April 22, 2011, 2:23 PM — It is no surprise that Samsung retaliated against Apple's claims of patent infringement with some patent accusations of its own, but the fact that Samsung chose to file lawsuits internationally against Apple in three different countries seems a bit perplexing. While it may seem like a random move on the part of Samsung to include the world in the patent silliness, there is a method to the madness.
Why wouldn't Samsung simply countersue Apple in the US District Court of Northern California where Apple filed its lawsuit against Samsung in the first place? Did Samsung just throw some darts at a map on the wall in order to make its litigation an equal opportunity for the whole world, or is there perhaps some carefully considered logic to Samsung's choice of venues?
I asked Florian Mueller, a technology patent and intellectual property expert who closely follows litigation like this and shares his insights on his blog, FOSS Patents, for his thoughts on the strategy behind Samsung's international countersuits.
Mueller explained to me that companies like Samsung choose the venue for filing a lawsuit based on a variety of criteria. The company wants to win a legal victory in the largest possible market, but also wants to ensure a high degree of certainty that it can win, and it wants to achieve victory as quickly as possible. According to Mueller, the first company that wins a legal victory or is awarded an injunction of some kind has the advantage and gains significant leverage for any ongoing settlement negotiations.

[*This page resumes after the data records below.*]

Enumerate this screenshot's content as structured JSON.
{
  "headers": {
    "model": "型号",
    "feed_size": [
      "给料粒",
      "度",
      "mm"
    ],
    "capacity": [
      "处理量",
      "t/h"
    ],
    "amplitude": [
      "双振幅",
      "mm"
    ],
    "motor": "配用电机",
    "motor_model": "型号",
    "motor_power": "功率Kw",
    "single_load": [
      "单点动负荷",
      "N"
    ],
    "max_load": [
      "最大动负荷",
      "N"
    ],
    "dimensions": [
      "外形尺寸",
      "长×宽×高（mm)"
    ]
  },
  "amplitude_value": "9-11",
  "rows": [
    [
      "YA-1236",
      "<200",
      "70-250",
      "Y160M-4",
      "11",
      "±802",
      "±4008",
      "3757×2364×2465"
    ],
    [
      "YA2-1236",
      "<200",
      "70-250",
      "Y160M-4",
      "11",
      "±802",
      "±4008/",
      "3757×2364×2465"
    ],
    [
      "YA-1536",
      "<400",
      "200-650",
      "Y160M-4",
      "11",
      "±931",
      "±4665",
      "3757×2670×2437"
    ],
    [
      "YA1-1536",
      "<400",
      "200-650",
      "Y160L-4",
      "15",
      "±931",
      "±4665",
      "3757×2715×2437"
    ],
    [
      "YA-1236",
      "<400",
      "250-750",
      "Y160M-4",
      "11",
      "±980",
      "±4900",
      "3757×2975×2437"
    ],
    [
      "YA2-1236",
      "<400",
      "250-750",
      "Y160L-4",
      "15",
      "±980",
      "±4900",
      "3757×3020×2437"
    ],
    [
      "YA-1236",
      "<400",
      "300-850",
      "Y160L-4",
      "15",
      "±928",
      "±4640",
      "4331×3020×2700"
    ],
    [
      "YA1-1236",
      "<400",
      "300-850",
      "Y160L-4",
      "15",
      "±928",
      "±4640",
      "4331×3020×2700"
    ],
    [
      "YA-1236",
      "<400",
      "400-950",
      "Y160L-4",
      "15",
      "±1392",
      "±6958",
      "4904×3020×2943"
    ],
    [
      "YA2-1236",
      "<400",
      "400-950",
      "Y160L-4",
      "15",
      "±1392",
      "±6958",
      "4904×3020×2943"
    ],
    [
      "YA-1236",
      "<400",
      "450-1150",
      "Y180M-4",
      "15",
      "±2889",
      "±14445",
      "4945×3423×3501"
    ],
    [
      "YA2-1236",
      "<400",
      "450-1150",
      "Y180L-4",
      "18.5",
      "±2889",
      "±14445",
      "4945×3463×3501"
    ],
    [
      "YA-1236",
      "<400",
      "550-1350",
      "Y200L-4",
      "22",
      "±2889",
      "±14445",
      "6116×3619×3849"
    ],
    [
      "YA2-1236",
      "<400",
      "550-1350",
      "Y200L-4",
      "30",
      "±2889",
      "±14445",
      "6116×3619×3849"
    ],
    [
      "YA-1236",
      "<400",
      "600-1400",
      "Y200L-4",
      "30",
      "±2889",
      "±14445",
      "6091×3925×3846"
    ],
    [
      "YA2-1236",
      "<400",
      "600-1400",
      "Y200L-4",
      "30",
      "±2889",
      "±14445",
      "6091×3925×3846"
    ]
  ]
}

For example, consider the legal sleight of hand that Verizon had to go through in order to find a loophole that would allow it to challenge the FCC net neutrality framework in the United States Court of Appeals for the District of Columbia. The case was eventually tossed on a technicality, but Verizon made a concerted effort to take the legal battle to that venue because that court has an established history of being sympathetic to Internet providers and finding against the FCC.